Reverberation
As reverb is both a boon and a bane to music production, I have been engrossed in researching out what it actually is, when it is an effect. We hear terms like Plate, Spring, Impulse response. But what does it all mean and more importantly, how does it work? I didn't know, so I decided to find out.
Definition First thing I wanted to know was, what is it? We know that it is the effects of reflected sound. A lot of poor reverbs tend to be just that, a lot of reflected sounds. But, but a lot of the docs on the topic fail to mention that it is more than just that. It is not just reflected sound, it is passively radiated sound as well.

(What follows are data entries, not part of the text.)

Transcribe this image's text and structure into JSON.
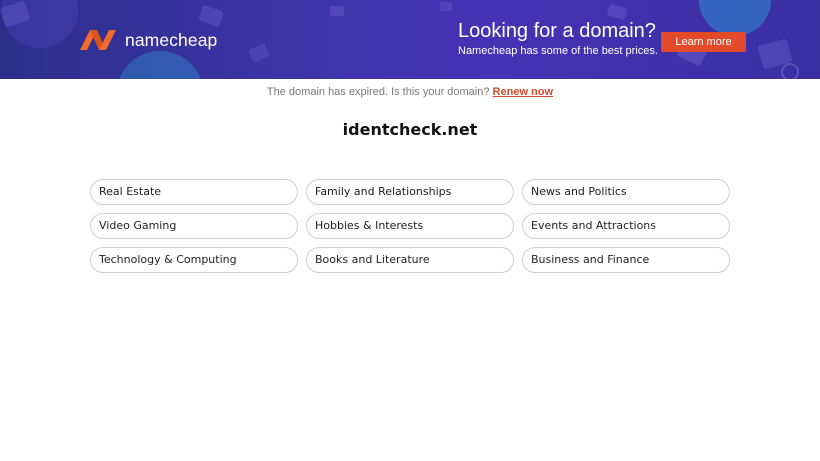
{
  "banner": {
    "brand_name": "namecheap",
    "logo_icon": "namecheap-n-logo-icon",
    "promo_title": "Looking for a domain?",
    "promo_subtitle": "Namecheap has some of the best prices.",
    "learn_more_label": "Learn more",
    "colors": {
      "background": "#3d34a8",
      "accent": "#e34a2a",
      "logo_orange": "#f26a2c"
    }
  },
  "notice": {
    "text": "The domain has expired. Is this your domain?",
    "link_label": "Renew now",
    "link_color": "#d14a2b"
  },
  "domain_name": "identcheck.net",
  "topics": [
    "Real Estate",
    "Family and Relationships",
    "News and Politics",
    "Video Gaming",
    "Hobbies & Interests",
    "Events and Attractions",
    "Technology & Computing",
    "Books and Literature",
    "Business and Finance"
  ]
}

Walls and floors - Wood reverberates differently than concrete. Density of a material changes the sound dramatically, both in speed and in quality of transmission. A simple experiment. Go to another room and listen to your music (especially if you can go into the bathroom). At a distance, especially if there is no line of site. The sound will move through objects and be reflected around them. When it reaches you in the bathroom it is fundamentally changed.

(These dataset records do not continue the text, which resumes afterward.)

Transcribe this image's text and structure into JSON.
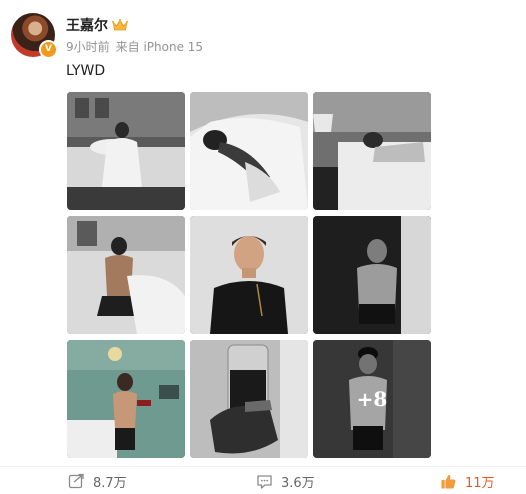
{
  "user": {
    "name": "王嘉尔",
    "verified_badge": "V",
    "time": "9小时前",
    "source": "来自 iPhone 15"
  },
  "post": {
    "text": "LYWD",
    "images_more": "+8"
  },
  "actions": {
    "repost_count": "8.7万",
    "comment_count": "3.6万",
    "like_count": "11万"
  },
  "colors": {
    "like_accent": "#e8591b",
    "badge": "#f29a1a"
  }
}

Speed - When talking about sound traveling through more than one transmission medium, we hear the bass first, then the reflected sounds. Why? Because (again depending on material) the bass will actually travel through the solid (denser) objects faster than through the air, and may be radiated out from the walls, floor etc, before the higher end sounds reach you. Some materials will transmit and radiate lows but dampen the highs.
Pure Echo - A pure echo is a simple reflection. It is usually very clean, uncolored by the reflective source. Echo is only one part of the reverb equation. Pure echo will have a decay associated with it, due of course to distance.

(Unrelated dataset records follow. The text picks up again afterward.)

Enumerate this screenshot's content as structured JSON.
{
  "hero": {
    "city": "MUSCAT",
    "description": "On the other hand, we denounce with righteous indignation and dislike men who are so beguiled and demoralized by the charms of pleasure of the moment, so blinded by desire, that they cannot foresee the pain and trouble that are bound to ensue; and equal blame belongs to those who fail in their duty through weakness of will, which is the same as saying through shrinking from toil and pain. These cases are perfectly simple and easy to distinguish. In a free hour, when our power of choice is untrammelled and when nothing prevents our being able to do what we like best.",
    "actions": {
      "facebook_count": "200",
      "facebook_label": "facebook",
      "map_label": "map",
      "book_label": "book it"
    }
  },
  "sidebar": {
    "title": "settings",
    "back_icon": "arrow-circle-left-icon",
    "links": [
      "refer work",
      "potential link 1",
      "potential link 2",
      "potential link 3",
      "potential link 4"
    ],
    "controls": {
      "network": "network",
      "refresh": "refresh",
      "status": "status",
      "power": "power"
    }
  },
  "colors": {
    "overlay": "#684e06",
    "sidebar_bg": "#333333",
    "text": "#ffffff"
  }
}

Reverberant Sound - With reverberations, the reflected sounds are going through a metamorphosis due to the interactions with the reflecting materials. It will again filter and break up the sounds as they reflect off the surface (like light, a smooth surface will scatter the wave less). Each reflection drops the Db a corresponding amount based on both distance and material dampening effect.
So, reverberations are more than just the echo, and more than just the timing of the delay, but how they quantifiably color the sounds. If you could hear the reverb trail alone without the source, it will sound very different from an echo. It may be heavily distorted, or even unrecognizable.
Types of Reverb in Recording As we all know, there are a variety of reverb types that we use in recording. I will loosely cover them here. Discovering what each of them is, and how they work, enlightened me about why I dislike so many typed of reverb.
Plate: A plate reverb is just that. A box with a speaker in it that bounces sound off of a steel (or other material) plate of some sort and is picked up and amplified by a mic.
Spring: Like the plate, the sound is directed at a spring and the mic uses that as its source. The spring does not sound as nice as a plate, but is much smaller in size. This is why many guitar cabs use spring reverb.
Convolution: This is the modern approach to reverb effects in the digital world, and is where I will spend more of my time discussing as the answer to what it is, is a bit convoluted.
Convolution Reverb Impulse response: When researching this topic, the first things we find are all sorts of formulas about measuring the both the delay and the decay of any given reflection. These measurements, if enough are taken, could actually describe the room in great detail (think about sonar and radar imaging). The impulse response is both the change in time and volume, and carries the coloring information with it as well. It is in a sense, just the information about the room.
An impulse response is commonly generated using pink or white noise*. There is no musical information present within the measurement or recording of it.
Refraction: Refraction is the process where a signal is broken up into its corresponding spectral parts due to the interaction with a transmission material. This information can also be carried within an impulse response.
Convolution: This is where things get ugly. We start to see words like "
Fourier Transform", finite responses and so forth. Things start to look like math very quickly, and that is because it is. For the most part we users will never go into the math, but, it helps to understand a bit of the math in order to understand what the controls are doing (outside the basic ADSR).
Put simply, a convolution processor is kinda like a side chained compressor. A convolution reverb will take into account many aspects of the mathimatical properties of sound, and apply sophistocatic algorithms to generate the needed variables to then feedback to the user. It does math on both parts (the source signal and the impulse response) to generate a third signal that is based mostly on the original signal, but slightly modified. A great deal of this math is error correction (summing errors due to the number of samples and so on). Its primary function is to describe the effect to the system so the system can generate the desired response. This is similar to other reverb types, with the major exception of not requiring
a feedback loop.
So to sum it all up. A reverb is not just an echo, but a colored echo based on the room that is reflecting and refracting the waves. This is why it is both so powerful, yet so dangerous. The color has to be carefully thought out.
*pink noise is "static" like noise that jumps up on a per octave level. White noise is uniform and carries static noise information on all frequencies
If anybody has any corrections or additions, please feel free to add em.